Je ne vous cacherai pas que, étant donné la période, cette lecture est totalement hors thème : un conte de Noël, même aussi déjanté que celui des Annales du Disque-Monde, aurait sans doute plus sa place en une froide soirée d’hiver que par une belle journée ensoleillée. Mais tant pis. Vous commencez à me connaître : jamais longtemps sans mon Pratchett ! Et cela faisait trop longtemps que je n’avais pas avancé dans cette saga dantesque pour résister bien longtemps, me voici donc repartie avec le vingtième tome écrit par Sir Terry Pratchett, Le Père Porcher.
Le Père Porcher, ce vieux bonhomme bedonnant en costume rouge et barbe blanche qui apporte des cadeaux aux enfants sages la Nuit du Porcher, a disparu. Plus exactement, il est mort. Pourtant, la tradition doit continuer ! C’est donc le seul être vivant au courant de son absence qui décide de le remplacer pour perpétuer la tradition : la Mort. Mais il – parce que la Mort est de sexe masculin – n’est peut-être pas le mieux indiqué pour apporter la joie et l’espoir dans les foyers, tout compte fait.
Croyance & générosité.
Ce n’est pas nouveau dans le Disque-Monde : la foi est une force de création bien réelle. Parce que les gens croient en quelque chose, cela lui donne la possibilité d’exister. Hors, que se passe-t-il lorsque quelque chose auquel des millions de personnes croyaient plus ou moins disparaît ? Eh bien, toute cette foi doit bien trouver de nouveaux foyers dans lesquels se réfugier. Ainsi peuvent prendre vie plein de petite croyances mineures : l’oh-bon-dieu des gueules de bois, la fée Bonne Humeur, le monstre voleur de chaussettes ou mangeur de crayons… C’est assez amusant de voir comme Pratchett arrive ainsi à jongler entre innocence et critique. D’un côté, cette idée que notre foi est source de subsistance de ces créations imaginaires est touchante et assez courante dans les téléfilms de Noël lambdas ; d’un autre côté, le récit nous rappelle toute l’ambiguïté qu’il peut y avoir à mettre de telles idées dans la tête des enfants pour mieux les extirper en grandissant mais aussi le cynisme qui sommeille en chacun, prêt à croire dès qu’il y voit une opportunité d’y gagner quelque chose puisque, de toute façon, il n’a rien à y perdre.

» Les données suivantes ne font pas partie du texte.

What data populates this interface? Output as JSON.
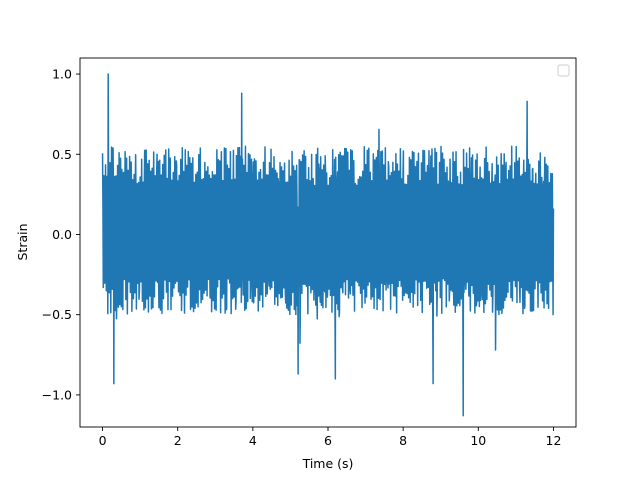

Par ailleurs, les fêtes de Noël riment aussi avec générosité – bon, ok, pas textuellement, mais vous avez compris l’idée – et Pratchett accorde une grande par à cette tradition dans son histoire. Entre beauté du geste et rappel de son hypocrisie, Pratchette n’oublie jamais sa joyeuse satyre. Il met en exergue à quel point il plus facile mais souvent bien moins significatif d’être généreux une fois par an lorsqu’on en a plus que les moyens et à quel point il est plus simple de rendre quelqu’un heureux en prenant en compte ses désirs plutôt qu’en plaquant sur sa pauvre vie une envolée charitable aussi soudaine que déplacée. Le message du roman n’est pas textuel sur cette question mais il laisse facilement entre la distinction entre une sorte de « bonne » et de « mauvaise » charité. Entre celle qui prend réellement en compte celui qui est dans le besoin et celle qui ne sert qu’à lustrer son propre égo.
En bref :
Ce nouveau tome du cycle de la Mort (romans des Annales du Disque-Monde mettant la Mort en scène comme personnage principal) ne déçoit pas et permet même à l’auteur d’affiner un peu le point de vue très particulier que ce personnage tout aussi particulier porte sur le monde. Entre innocence naïve et cynisme profond, Le Père Porcher nous renvoie aux longues nuits de Noël de notre enfance à guetter les clochettes du traîneau mais aussi celles à attendre sagement la pièce sous l’oreiller de la petite souris – ou de la fée des dents, culture britannique oblige ! – ou à craindre l’affreux croque-mitaine caché sous le lit. Et le tout, comme toujours, enrobé d’une bonne couche d’humour qui ne faillit jamais.